First Week On The New Job

I’ve just spent the first full week on the new job and so far I’m convinced that I made the correct choice in accepting the position. I’ve been given ownership of the code for a tool we use and told to make it useful enough for the project I begin in earnest next week. I think I’ve been successful and it’s a good thing too because I’ll need this tool for the work I’ve been assigned. It could save me a a few days work on a project phase that I only have two full weeks to complete.

This project I begin next week is scheduled to last at least through the middle of February with my being scheduled to be on site from December through the end of the project so I’m looking at spending my winter in Tucson, AZ. I’ll be coming home on weekends and will be home the week of Christmas but I’ll still miss my family while I’m there. Even though I dread the time away from them I’m still excited about the trip. Tucson is suppose to be one of the best cities in the US for bicycling. I guess I’ll have my bike shipped out there if it looks like I can get some cycling in during my stay.

I really like the people I work with.
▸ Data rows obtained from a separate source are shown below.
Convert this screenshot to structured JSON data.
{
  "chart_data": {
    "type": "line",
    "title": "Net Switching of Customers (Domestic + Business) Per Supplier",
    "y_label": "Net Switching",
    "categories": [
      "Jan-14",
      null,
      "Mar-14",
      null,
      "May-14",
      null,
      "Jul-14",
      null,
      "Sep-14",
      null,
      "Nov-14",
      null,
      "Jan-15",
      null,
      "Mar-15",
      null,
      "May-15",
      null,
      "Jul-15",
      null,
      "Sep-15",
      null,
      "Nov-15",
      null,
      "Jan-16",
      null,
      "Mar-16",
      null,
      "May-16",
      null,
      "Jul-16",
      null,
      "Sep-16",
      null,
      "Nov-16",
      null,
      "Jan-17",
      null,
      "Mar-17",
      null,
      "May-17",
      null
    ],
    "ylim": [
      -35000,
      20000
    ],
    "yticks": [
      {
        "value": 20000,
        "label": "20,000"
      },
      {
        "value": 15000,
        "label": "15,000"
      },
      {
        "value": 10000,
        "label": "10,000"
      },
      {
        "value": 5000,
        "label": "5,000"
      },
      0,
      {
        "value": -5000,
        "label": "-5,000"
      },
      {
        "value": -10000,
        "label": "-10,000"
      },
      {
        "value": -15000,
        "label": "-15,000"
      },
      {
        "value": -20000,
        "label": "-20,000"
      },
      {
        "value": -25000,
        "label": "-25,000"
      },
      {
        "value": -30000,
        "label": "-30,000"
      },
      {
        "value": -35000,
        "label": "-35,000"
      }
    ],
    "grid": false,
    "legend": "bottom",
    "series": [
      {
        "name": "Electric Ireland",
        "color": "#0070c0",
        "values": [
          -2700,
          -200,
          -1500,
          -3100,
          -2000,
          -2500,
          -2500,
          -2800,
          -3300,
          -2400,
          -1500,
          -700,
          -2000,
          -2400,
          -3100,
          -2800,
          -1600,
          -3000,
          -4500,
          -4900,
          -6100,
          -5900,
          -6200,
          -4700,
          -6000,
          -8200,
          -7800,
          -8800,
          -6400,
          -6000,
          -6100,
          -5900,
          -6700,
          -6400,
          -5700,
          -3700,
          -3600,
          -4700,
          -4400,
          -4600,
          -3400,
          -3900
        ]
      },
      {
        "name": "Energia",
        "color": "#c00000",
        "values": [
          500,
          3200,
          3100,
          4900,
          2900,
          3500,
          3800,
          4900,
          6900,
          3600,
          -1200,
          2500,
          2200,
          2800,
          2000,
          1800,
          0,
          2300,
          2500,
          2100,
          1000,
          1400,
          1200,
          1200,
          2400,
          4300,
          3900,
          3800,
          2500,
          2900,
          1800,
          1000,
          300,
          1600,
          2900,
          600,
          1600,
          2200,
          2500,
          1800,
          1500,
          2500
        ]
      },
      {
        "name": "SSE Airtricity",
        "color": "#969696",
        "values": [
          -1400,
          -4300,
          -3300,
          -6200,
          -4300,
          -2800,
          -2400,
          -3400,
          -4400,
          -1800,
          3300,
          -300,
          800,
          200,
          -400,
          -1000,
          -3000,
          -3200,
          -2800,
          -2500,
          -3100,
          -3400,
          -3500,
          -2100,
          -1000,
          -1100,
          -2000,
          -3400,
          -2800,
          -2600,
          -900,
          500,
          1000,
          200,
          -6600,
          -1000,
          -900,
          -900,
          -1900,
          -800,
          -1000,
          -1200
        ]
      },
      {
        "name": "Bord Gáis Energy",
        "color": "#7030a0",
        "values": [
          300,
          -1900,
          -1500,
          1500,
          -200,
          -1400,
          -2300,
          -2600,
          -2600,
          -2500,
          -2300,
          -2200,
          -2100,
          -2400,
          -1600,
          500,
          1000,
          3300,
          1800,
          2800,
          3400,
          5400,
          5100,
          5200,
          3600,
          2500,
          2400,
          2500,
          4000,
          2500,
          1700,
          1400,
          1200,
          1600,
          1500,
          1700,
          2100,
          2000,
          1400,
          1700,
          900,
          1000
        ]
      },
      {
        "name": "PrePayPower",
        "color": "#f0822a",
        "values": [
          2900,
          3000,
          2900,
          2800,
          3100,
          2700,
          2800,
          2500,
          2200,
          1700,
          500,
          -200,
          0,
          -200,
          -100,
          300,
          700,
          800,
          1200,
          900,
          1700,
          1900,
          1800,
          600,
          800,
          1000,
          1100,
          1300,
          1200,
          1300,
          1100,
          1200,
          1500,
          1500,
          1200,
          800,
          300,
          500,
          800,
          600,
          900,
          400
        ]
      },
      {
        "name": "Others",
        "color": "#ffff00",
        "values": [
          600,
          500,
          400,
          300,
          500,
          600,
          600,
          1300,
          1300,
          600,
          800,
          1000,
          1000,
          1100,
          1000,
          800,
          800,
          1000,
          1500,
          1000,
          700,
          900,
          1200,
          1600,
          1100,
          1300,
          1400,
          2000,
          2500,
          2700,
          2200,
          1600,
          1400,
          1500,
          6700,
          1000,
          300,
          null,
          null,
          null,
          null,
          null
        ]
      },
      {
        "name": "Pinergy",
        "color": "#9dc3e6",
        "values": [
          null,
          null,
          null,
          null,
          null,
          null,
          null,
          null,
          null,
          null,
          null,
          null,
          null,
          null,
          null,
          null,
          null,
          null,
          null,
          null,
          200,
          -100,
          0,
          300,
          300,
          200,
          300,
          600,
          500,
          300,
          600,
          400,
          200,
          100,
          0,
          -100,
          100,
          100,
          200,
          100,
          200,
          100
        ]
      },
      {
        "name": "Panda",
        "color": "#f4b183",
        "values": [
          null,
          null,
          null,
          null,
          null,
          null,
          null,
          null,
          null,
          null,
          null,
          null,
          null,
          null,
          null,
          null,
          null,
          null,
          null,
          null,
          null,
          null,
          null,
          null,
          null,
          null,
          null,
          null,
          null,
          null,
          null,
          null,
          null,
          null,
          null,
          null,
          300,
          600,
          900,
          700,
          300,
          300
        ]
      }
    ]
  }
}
There has been very little idle conversation with most people concentrating on work and that’s the type of environment I prefer. I think this is a place where I can be very productive.

Oct 01 2003

Meet Norbert

Norbert the bearded dragon

This is Norbert, my son’s bearded dragon. He got him about a month ago and he’s grown about 50% in that length of time. He’s an interesting pet. I love watching him go after the crickets we feed him.